En los peores momentos de la crisis financiera los bancos centrales emergieron como salvadores, con inyecciones de liquidez milagrosas y descensos balsámicos de los tipos de interés. La Fed, en la crisis de Lehman, o el BCE, en la crisis del euro, han sido los protagonistas principales de las políticas de salida de la crisis, gracias a su capacidad ilimitada de creación de liquidez.
Paradójicamente, pocos años después este activismo puede volverse contra los bancos centrales, cuya independencia despierta críticas a uno y otro lado del Atlántico. Hay propuestas de los partidarios de Trump en Estados Unidos para recortar drásticamente la independencia de la Fed, y en Alemania se critica abiertamente al BCE por políticas que, según amplios sectores de la opinión pública, favorecen a los países deudores.
¿Por qué estas críticas? Quizá estamos pidiendo demasiadas cosas a los bancos centrales: que mantengan la estabilidad monetaria, estimulen la economía, aseguren la estabilidad financiera y la solvencia bancaria, canalicen los flujos financieros de los ahorradores a los inversores y últimamente incluso que sean agentes de las políticas de redistribución de la renta, a través de tipos de interés negativos que alivian a los deudores y penalizan a los ahorradores. Una institución independiente puede rendir cuentas ante la sociedad si tiene un objetivo claro, pero esta rendición de cuentas se vuelve mucho más complicada en presencia de objetivos múltiples, cuya ponderación es cambiante en función de criterios discrecionales.
La evolución histórica de los bancos centrales es en sí una enorme paradoja: creados para financiar al estado, evolucionaron hacia una independencia que exigió, en un momento dado, la prohibición de la financiación monetaria del Tesoro. La independencia pretendía evitar la utilización oportunista de la política monetaria para ayudar al gobierno de turno a ganar las elecciones, mediante políticas expansivas que generaban un nocivo sesgo inflacionista. Pero la independencia es inútil si el banco central tiene la obligación de financiar al Tesoro. La hiperinflación alemana del periodo de entreguerras no acabó cuando se concedió la independencia formal al Reichsbank (antecedente del Bundesbank) en 1923, sino cuando un año después esta medida vino acompañada de la prohibición de financiar al estado.

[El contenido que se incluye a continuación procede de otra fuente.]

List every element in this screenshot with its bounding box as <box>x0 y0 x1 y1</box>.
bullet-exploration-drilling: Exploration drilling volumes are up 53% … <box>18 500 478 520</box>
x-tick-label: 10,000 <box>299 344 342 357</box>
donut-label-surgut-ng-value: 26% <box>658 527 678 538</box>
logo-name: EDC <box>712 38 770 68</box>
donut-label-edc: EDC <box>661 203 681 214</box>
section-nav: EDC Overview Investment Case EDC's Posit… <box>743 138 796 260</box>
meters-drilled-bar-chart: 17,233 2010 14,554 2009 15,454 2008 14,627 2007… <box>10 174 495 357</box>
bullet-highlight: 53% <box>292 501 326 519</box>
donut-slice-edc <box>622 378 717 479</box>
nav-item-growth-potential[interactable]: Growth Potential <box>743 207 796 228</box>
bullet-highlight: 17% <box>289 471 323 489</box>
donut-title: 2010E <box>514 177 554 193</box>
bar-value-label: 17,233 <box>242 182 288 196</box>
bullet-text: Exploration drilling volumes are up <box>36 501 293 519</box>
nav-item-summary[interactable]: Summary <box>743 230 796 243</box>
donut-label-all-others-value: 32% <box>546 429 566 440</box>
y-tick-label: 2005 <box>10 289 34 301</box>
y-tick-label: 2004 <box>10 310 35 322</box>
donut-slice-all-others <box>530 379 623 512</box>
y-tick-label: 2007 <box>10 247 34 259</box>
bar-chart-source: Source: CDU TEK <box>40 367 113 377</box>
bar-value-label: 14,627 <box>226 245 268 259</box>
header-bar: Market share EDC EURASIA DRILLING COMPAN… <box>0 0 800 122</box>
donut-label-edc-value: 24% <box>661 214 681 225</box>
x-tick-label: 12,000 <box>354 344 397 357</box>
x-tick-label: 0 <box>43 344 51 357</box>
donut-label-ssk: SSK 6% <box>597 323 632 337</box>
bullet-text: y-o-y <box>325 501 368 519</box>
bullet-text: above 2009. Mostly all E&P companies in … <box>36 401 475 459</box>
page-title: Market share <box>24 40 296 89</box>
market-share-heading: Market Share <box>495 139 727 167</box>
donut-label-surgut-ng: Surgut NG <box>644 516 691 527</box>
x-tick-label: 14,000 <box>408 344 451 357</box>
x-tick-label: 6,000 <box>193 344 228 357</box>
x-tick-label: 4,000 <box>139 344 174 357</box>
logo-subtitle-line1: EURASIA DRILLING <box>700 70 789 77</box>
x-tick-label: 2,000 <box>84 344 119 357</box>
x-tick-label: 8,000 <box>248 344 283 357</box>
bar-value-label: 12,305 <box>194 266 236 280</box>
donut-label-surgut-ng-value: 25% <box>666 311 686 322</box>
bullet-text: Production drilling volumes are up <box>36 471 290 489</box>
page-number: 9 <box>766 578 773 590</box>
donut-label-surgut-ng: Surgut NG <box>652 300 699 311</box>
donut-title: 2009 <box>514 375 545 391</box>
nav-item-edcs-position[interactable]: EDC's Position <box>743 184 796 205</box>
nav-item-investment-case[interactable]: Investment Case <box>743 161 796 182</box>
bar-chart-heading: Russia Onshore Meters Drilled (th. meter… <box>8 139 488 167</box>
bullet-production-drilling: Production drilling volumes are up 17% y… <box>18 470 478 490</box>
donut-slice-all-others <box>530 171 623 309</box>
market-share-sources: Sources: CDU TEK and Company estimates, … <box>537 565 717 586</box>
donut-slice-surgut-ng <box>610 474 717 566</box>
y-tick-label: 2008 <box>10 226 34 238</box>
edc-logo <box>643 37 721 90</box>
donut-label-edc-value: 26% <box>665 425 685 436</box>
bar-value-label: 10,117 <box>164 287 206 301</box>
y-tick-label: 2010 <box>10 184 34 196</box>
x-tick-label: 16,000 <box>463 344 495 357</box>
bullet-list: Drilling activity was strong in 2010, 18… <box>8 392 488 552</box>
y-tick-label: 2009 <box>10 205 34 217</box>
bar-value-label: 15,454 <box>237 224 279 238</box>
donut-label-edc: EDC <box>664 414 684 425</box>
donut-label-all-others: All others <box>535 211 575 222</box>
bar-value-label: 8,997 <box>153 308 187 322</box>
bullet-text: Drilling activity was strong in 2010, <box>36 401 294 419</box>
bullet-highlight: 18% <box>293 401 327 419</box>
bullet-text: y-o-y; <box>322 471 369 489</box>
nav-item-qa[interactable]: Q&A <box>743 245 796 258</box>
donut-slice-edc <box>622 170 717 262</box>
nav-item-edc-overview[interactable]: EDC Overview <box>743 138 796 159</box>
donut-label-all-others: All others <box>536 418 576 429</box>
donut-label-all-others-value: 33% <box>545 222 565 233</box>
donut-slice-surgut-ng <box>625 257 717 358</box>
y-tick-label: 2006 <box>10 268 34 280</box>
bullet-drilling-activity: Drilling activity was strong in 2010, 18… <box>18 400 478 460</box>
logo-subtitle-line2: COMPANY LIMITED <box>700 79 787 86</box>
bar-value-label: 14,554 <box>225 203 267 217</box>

Hay importantes variantes en esta independencia: por ejemplo, el BCE tiene autonomía para fijar los objetivos de la política monetaria (más exactamente, su estatuto incluye un objetivo general de estabilidad de precios, que el propio BCE ha definido como “una inflación por debajo pero cerca del 2%”), mientras que el Banco de Inglaterra sólo tiene autonomía para ajustar los instrumentos (tipos de interés) para alcanzar un objetivo de inflación cuya fijación compete al gobierno.
El modelo de bancos centrales independientes ha funcionado relativamente bien desde el paso a la flotación en la década de 1970, y se ha extendido a los países emergentes, pero ha empezado a hacer agua recientemente. Las políticas de expansión cuantitativa y tipos de interés negativos, además de apoyar la actividad y el empleo, tienen efectos colaterales fuertemente redistributivos entre acreedores y deudores. Forman parte, junto con la inflación, los controles de capitales y las reestructuraciones de deuda, de las llamadas políticas de “represión financiera”. Y en Europa son especialmente peligrosas porque no sólo implican transferencias de renta entre individuos, sino también entre países (de los acreedores a los deudores, del norte al sur).
Algunas propuestas recientes sugieren incluso que los bancos centrales sustituyan los billetes – que no pueden pagar intereses -- por monedas virtuales, como mecanismo para profundizar en los tipos de interés negativos. Este tipo de propuestas son peligrosas para los bancos centrales, porque agudizan el problema de legitimidad que ya tienen hoy. En una democracia, las transferencias de renta deben decidirse en el parlamento, con la aprobación de los representantes de los ciudadanos. La política monetaria no puede sustituir a la política fiscal, y el banco central no tiene mandato para embarcarse en este tipo de políticas.
Protejamos a los bancos centrales, que han cumplido bien sus objetivos durante décadas, limitando su mandato a aquellos objetivos que pueden razonablemente alcanzar y que tiene sentido encomendar a una institución independiente. Y dejemos que las transferencias de renta se discutan en el parlamento, donde corresponde.